His gorgeous golden brown gaze captured mine and I was held completely enthralled by the intensity of his emotions swirling around those hypnotic orbs. The next words out of his mouth shocked and confused me to the core of my being.

"What that man did to you was not punishment, it was outright and blatant abuse. You did absolutely nothing to deserve the atrocities that old depraved bastard heaped on you and if he wasn't already dead, I would have gladly taken his life and spit in the Devil's face myself." He swirled away from me and demanded his sister to examine me.

I didn't know what to think and I didn't know what to say as Yasmin rushed forward and gently explained what she was doing as she uncovered one part of my body or the other. My entire focus was on the man standing by the window. It was like he was trying to hold himself together with his rigid back facing the room.

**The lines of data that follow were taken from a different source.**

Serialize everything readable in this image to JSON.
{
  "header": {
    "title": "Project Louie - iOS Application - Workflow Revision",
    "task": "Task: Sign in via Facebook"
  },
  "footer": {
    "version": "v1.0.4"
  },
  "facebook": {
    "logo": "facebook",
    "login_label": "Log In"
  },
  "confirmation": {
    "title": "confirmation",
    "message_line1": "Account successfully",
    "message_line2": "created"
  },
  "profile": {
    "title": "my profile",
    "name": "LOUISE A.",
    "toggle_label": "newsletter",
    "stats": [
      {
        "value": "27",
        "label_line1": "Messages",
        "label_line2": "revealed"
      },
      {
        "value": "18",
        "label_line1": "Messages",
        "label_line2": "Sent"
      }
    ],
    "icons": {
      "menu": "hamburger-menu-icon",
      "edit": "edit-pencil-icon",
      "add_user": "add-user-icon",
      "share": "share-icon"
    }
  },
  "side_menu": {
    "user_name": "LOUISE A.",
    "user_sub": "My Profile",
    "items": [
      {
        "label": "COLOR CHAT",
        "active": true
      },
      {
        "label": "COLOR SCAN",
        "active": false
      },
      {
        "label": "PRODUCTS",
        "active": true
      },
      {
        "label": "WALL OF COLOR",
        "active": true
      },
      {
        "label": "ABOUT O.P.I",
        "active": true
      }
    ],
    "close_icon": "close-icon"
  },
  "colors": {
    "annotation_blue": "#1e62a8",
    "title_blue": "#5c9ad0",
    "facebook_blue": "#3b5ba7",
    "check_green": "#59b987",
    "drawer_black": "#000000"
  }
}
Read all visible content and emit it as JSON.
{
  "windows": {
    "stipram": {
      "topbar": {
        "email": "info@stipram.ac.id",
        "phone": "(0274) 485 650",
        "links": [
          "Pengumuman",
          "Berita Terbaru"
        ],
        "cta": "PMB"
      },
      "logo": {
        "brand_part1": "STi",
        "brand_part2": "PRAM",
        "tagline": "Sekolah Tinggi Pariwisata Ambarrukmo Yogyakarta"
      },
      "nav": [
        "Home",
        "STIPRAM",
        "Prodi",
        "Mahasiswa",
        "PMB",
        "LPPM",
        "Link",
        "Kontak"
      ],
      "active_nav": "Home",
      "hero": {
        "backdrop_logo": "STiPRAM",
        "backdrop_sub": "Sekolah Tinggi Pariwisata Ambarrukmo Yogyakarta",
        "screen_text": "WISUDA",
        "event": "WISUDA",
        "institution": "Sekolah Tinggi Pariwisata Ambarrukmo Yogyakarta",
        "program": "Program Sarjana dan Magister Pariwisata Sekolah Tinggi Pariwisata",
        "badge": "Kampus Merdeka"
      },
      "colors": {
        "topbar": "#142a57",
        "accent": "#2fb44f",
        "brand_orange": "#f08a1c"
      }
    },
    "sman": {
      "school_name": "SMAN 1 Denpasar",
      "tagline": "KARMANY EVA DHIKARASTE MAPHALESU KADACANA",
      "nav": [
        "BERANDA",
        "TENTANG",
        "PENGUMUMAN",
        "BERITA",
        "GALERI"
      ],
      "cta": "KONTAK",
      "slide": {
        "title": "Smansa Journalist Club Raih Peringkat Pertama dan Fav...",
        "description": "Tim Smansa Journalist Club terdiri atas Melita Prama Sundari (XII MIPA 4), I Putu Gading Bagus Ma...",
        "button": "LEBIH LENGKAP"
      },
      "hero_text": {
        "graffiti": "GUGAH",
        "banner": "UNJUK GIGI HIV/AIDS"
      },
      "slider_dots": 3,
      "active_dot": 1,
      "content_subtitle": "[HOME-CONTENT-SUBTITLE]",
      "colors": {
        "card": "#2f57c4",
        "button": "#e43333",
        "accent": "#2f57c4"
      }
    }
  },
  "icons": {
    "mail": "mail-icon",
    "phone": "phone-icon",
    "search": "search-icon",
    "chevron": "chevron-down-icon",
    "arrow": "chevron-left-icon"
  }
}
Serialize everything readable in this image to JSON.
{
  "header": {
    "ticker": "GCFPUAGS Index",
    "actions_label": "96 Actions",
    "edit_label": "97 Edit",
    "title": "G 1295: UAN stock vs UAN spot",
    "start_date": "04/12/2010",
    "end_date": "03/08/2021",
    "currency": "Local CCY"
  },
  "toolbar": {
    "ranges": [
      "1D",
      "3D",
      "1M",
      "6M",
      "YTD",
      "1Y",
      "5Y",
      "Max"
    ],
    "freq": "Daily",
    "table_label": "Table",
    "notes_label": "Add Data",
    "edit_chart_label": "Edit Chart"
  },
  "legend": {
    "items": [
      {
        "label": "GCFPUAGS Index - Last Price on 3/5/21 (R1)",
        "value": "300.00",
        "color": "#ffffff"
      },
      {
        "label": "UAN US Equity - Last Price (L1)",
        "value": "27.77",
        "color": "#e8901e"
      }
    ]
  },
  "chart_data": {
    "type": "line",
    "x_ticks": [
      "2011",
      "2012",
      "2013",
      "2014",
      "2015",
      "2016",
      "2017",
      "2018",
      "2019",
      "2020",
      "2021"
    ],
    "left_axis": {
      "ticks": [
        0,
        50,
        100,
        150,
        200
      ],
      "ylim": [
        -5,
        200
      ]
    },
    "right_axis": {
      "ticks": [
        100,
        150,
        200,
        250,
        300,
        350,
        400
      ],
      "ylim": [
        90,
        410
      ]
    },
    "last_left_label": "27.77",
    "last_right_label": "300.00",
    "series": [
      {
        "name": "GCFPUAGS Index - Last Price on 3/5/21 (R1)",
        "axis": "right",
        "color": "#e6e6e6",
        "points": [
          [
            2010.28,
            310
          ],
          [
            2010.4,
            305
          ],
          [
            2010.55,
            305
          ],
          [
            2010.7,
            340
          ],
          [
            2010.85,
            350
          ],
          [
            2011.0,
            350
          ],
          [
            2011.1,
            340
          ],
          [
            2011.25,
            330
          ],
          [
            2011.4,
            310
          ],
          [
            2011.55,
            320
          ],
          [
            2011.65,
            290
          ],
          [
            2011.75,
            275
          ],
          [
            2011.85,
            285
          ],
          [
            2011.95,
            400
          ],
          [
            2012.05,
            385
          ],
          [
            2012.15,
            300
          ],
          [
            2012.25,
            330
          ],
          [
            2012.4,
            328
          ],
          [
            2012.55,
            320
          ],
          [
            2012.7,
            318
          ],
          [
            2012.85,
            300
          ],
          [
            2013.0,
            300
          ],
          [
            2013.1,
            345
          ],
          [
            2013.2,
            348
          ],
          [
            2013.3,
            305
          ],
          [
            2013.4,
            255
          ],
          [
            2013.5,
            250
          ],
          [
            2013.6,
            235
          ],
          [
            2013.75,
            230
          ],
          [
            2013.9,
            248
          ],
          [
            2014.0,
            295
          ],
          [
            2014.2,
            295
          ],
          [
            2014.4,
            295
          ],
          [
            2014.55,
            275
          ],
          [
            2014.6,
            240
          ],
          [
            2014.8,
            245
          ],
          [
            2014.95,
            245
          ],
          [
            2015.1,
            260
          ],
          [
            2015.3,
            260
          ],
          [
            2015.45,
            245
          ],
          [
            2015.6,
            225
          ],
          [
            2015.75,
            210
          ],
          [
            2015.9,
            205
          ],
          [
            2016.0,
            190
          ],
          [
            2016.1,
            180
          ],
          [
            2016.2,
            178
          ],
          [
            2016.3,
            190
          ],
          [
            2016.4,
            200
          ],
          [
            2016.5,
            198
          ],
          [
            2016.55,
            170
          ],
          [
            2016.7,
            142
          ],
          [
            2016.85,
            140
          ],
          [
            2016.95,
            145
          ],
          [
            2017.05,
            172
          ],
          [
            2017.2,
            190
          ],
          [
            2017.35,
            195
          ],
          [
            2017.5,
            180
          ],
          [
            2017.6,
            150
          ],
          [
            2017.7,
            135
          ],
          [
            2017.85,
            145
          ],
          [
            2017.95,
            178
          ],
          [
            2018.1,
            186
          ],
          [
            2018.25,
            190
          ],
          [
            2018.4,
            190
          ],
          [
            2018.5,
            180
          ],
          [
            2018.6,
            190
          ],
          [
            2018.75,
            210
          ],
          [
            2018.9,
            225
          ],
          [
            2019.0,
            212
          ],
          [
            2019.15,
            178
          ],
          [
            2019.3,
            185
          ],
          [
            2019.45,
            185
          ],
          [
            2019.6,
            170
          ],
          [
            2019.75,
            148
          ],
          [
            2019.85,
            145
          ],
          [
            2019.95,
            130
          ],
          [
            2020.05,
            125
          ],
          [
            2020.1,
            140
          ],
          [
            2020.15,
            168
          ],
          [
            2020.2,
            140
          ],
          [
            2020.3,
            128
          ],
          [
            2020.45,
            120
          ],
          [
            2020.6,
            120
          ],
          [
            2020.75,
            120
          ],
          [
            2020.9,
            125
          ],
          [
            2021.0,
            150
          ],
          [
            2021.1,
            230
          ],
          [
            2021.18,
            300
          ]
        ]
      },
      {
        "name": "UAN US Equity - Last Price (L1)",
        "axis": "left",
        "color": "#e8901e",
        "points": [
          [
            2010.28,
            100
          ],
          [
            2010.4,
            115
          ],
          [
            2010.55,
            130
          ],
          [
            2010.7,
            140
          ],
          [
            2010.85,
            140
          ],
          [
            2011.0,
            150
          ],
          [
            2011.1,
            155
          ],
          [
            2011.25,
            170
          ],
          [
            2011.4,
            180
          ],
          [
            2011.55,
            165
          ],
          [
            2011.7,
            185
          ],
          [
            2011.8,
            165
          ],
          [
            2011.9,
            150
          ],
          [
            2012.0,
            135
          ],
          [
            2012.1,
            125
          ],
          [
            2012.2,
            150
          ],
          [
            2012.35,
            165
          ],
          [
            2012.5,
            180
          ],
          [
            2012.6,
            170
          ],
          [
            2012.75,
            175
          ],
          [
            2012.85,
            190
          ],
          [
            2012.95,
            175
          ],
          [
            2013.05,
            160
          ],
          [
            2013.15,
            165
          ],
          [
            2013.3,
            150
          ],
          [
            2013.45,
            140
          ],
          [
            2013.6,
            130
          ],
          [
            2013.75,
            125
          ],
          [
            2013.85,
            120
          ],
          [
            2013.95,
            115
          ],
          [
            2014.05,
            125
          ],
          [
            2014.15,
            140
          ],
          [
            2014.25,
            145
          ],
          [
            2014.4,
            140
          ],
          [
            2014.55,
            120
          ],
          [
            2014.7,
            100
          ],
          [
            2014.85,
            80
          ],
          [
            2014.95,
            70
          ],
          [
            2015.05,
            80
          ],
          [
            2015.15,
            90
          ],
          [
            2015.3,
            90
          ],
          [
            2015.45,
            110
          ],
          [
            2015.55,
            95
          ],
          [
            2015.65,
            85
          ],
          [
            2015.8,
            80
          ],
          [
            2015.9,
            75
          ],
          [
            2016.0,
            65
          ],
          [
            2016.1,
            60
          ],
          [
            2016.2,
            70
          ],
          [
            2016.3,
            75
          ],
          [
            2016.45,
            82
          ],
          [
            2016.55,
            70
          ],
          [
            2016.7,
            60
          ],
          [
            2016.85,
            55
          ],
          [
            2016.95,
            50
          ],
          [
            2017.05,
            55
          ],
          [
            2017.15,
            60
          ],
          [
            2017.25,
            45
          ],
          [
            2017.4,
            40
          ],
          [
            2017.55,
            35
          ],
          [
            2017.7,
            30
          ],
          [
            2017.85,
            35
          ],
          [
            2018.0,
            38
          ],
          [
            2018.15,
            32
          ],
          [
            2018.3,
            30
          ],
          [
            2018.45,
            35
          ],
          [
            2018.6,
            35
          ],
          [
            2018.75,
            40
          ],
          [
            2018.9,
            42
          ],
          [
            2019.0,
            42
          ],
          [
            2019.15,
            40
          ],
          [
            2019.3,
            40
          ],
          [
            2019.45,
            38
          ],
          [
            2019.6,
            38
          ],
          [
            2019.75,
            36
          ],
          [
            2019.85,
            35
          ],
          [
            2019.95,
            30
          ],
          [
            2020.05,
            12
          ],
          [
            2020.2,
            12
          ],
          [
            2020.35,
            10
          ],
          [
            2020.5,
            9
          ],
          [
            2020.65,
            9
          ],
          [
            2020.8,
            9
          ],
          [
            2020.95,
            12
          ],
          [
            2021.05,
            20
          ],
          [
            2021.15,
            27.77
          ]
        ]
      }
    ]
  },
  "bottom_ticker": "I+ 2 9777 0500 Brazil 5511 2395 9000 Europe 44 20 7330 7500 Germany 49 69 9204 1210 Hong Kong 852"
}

I closed my eyes and I tuned out Yasmin's warm fingers as she examined me from head to toe. My muddled thoughts started to flicker in and out and I was just plain tired. Too exhausted to figure out his words or even try to. I was too tired to feel anything at all about Kamal seeing the imperfection of my horrendous body. I let my eye flutter until they closed completely, sure that I will be able to understand everything better in the morning once I could think straight again.